19 In the sweat of your face shall you eat bread, till you return unto the ground; for out of it were you taken: for dust you are, and unto dust shall you return.
In het zweet uws aanschijns zult gij brood eten, totdat gij tot de aarde wederkeert, dewijl gij daaruit genomen zijt; want gij zijt stof, en gij zult tot stof wederkeren.
20 And Adam called his wife's name Eve; because she was the mother of all living.
Voorts noemde Adam den naam zijner vrouw Heva, omdat zij een moeder aller levenden is.
21 Unto Adam also and to his wife did the LORD God make coats of skins, and clothed them.
En de HEERE God maakte voor Adam en zijn vrouw rokken van vellen, en toog ze hun aan.

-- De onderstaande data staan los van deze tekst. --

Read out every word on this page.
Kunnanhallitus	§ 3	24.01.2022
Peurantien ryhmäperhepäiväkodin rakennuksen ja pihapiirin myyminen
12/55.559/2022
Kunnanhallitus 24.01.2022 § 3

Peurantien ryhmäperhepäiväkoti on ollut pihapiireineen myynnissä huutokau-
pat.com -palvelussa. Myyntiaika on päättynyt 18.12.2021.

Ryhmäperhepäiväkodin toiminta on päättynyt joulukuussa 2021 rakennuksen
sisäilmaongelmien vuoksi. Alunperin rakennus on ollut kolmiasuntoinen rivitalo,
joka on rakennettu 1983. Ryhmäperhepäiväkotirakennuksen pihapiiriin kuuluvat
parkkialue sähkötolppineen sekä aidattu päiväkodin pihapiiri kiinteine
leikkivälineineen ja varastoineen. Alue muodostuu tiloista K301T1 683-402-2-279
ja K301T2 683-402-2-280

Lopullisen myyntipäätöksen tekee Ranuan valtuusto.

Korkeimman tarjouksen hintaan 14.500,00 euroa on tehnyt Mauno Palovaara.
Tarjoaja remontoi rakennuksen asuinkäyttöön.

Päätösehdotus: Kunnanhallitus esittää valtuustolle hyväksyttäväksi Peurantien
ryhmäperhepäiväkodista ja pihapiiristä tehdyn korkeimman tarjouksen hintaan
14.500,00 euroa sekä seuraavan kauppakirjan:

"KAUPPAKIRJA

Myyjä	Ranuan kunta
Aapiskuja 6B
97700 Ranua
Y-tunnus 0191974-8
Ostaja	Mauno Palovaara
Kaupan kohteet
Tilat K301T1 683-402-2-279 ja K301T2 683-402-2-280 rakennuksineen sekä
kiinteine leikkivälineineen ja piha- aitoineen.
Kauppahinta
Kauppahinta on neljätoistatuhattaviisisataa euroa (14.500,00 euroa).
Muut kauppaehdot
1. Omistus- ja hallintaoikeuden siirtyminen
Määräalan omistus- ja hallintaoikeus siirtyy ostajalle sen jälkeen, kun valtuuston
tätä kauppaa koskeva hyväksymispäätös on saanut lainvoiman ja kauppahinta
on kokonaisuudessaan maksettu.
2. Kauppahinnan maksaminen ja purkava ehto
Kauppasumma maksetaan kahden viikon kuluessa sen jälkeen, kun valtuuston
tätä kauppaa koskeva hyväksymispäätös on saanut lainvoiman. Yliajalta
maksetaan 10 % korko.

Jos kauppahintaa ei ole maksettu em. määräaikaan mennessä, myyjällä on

22 And the LORD God said, Behold, the man is become as one of us, to know good and evil: and now, lest he put forth his hand, and take also of the tree of life, and eat, and live for ever:
Toen zeide de HEERE God: Ziet, de mens is geworden als Onzer een, kennende het goed en het kwaad! Nu dan, dat hij zijn hand niet uitsteke, en neme ook van den boom des levens, en ete, en leve in eeuwigheid.
23 Therefore the LORD God sent him forth from the garden of Eden, to till the ground from whence he was taken.
Zo verzond hem de HEERE God uit den hof van Eden, om den aardbodem te bouwen, waaruit hij genomen was.
24 So he drove out the man; and he placed at the east of the garden of Eden Cherubims, and a flaming sword which turned every way, to keep the way of the tree of life.
En Hij dreef den mens uit; en stelde cherubim tegen het oosten des hofs van Eden, en een vlammig lemmer eens zwaards, dat zich omkeerde, om te bewaren den weg van den boom des levens.